Seyyid el-Husi ayrıca "Yemen halkının Gazze halkına karşı bir sorumluluğu olduğunu ve onlardan yardımı esirgemeyi engelleyen bir tutum olmadığını" belirterek "ulusun Filistin halkı için kabul ettiği her şeyin kendisine ve halkına kapıları açtığını" vurguladı:
‘’Tutumumuz gerçektir ve herhangi bir tarafça dikte edilmemiştir. Bu, Direniş Ekseni’ne ve ulusumuza olan taahhütlerimizin bir parçasıdır’’
Konuşmasında İsrail'in Suriye'deki ihlallerine de değinen Seyyid Abdülmelik el-Husi, "Suriye'deki silahlı grupların İsrail'e karşı çıkmayacakları ya da ona karşı hareket etmeyecekleri yönündeki açıklamaları İsrail saldırılarını ve işgalini durdurmadı" dedi ve ekledi:
‘’Suriye'deki silahlı gruplar İsrail'den Suriye'yi işgal etmekten vazgeçmesini istiyor, İsrail'e yalvarıp yakarıyorlar ama bunun bir faydası olmadı. Onların bu yalvarışlarına rağmen, İsrail daha fazla toprak işgal ediyor, işgalini pekiştiriyor ve kabiliyetleri yok ediyor.’’

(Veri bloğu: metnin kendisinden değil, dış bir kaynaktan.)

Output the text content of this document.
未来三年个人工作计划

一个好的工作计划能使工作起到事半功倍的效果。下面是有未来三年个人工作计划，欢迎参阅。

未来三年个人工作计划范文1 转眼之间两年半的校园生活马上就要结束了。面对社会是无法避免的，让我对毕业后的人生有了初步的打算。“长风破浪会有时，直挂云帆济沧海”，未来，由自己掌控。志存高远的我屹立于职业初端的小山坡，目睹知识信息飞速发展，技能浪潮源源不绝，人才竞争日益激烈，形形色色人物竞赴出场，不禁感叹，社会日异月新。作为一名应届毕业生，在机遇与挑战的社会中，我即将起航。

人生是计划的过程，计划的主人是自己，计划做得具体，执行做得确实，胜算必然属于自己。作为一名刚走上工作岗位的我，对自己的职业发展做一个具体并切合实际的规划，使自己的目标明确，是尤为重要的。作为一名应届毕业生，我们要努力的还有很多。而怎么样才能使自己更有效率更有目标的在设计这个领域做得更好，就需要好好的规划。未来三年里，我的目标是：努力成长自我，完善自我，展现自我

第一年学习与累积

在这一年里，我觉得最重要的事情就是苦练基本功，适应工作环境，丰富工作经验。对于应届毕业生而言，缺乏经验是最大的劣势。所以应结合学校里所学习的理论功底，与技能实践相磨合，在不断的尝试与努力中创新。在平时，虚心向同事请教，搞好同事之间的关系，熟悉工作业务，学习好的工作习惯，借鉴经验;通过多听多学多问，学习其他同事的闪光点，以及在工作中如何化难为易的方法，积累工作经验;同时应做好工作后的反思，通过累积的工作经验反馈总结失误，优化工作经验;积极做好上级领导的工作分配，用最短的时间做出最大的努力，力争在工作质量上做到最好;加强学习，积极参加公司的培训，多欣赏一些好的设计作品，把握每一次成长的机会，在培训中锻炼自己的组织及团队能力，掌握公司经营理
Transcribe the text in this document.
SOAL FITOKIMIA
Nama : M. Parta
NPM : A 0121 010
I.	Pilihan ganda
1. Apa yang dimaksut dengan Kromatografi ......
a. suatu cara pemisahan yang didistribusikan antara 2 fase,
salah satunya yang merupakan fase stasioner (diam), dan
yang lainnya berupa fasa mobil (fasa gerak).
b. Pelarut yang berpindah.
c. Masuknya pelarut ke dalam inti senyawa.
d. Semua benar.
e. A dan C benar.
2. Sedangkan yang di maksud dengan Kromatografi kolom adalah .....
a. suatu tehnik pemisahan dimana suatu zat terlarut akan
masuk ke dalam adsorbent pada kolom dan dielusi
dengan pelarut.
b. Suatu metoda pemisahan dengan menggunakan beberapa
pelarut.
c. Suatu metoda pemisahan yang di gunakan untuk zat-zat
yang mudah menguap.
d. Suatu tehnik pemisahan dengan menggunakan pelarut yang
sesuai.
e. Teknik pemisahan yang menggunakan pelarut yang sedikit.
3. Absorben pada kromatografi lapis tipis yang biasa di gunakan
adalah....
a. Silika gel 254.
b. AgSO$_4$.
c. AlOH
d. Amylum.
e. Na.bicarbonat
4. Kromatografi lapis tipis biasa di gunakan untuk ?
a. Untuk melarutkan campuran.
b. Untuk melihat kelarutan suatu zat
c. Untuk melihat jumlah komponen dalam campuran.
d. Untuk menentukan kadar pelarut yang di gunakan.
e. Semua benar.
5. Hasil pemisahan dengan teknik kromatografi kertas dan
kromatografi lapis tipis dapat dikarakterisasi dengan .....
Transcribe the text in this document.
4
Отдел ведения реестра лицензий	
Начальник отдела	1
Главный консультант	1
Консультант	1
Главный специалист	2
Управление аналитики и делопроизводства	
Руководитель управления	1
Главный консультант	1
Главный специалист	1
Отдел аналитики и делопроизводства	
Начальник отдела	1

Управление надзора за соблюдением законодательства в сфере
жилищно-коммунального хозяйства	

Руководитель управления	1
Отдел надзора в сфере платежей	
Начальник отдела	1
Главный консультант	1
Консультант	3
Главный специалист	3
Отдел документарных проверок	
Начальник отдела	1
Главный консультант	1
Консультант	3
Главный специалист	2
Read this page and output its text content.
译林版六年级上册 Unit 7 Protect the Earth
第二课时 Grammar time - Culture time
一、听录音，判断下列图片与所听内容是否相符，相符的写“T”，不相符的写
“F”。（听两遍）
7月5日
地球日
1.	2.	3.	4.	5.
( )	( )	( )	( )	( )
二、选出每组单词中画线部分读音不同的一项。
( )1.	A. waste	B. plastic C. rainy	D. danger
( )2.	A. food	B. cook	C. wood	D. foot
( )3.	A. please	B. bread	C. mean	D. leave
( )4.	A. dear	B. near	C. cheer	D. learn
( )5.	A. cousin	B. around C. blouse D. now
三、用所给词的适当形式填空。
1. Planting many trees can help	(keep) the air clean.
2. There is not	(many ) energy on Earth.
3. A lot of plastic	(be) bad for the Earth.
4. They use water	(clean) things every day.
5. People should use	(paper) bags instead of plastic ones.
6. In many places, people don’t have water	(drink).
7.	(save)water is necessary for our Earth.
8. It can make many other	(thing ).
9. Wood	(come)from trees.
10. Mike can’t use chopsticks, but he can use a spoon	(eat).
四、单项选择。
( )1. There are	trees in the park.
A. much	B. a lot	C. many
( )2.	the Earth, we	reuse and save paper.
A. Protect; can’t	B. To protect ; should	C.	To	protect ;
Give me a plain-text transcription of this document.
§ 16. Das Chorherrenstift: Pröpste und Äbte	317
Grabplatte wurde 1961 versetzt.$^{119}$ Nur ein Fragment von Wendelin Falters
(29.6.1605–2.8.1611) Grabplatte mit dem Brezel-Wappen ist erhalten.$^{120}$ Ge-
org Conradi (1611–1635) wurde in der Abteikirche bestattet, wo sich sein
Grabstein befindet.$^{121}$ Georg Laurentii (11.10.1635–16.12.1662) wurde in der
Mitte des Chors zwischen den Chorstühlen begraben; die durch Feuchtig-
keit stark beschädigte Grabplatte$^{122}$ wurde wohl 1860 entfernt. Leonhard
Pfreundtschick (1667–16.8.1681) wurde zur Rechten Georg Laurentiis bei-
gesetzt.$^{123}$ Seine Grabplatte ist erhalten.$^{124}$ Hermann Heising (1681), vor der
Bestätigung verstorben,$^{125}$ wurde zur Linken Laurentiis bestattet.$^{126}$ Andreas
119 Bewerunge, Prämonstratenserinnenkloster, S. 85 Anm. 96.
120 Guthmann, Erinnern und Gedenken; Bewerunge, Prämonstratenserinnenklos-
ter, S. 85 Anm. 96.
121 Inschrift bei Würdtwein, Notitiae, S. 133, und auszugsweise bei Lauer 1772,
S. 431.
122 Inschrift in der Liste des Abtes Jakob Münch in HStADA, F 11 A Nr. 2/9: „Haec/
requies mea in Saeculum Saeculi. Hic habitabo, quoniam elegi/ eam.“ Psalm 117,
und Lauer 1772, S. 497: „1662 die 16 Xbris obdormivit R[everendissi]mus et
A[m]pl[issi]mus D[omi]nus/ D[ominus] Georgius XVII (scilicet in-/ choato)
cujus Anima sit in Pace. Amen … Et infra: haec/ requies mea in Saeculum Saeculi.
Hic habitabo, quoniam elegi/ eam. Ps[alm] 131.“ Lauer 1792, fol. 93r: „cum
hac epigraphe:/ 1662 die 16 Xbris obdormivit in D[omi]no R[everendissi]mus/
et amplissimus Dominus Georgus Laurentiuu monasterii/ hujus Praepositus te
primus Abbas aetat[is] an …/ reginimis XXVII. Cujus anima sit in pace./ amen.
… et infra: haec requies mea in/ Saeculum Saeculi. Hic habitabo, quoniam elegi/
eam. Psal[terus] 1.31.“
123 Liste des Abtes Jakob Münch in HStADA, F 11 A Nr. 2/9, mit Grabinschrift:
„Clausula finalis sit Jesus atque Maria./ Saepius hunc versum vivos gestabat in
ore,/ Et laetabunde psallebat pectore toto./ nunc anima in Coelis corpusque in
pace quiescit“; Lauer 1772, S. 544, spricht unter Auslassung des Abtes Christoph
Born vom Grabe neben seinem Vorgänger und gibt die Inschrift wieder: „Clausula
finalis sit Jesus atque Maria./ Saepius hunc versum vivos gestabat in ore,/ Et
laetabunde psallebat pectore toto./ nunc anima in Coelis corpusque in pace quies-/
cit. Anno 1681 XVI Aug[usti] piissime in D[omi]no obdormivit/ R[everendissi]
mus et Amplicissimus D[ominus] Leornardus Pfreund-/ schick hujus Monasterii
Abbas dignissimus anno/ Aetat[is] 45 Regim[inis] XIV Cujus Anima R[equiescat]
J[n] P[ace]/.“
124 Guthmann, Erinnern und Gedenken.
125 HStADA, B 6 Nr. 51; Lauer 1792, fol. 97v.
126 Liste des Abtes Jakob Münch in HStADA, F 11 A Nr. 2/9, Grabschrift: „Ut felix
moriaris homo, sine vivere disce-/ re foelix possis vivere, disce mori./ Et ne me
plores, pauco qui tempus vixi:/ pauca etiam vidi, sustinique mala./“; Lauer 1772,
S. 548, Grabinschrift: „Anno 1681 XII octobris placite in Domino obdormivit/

El-Husi, "ihlal denklemi karşısında sessizliğin ve Amerikan ve İsrail saldırganlığına karşı herhangi bir tutum benimsemeyen diğer eğilimlerin yardımcı olmayacağına" dikkat çekti.
Aynı bağlamda, Yemen Silahlı Kuvvetleri, 24 saatte ikinci kez olmak üzere, Kızıldeniz'in kuzeyinde ABD uçak gemisi USS Harry Truman ve ona bağlı savaş gemilerini hedef alan özel bir askeri operasyon gerçekleştirdi.
Silahlı kuvvetler tarafından yapılan açıklamada operasyonun 18 balistik ve seyir füzesi ile bir insansız hava aracı kullanılarak gerçekleştirildiği ve füze kuvvetleri, hava kuvvetleri ve deniz kuvvetleri arasında ortak bir operasyon olduğu doğrulandı.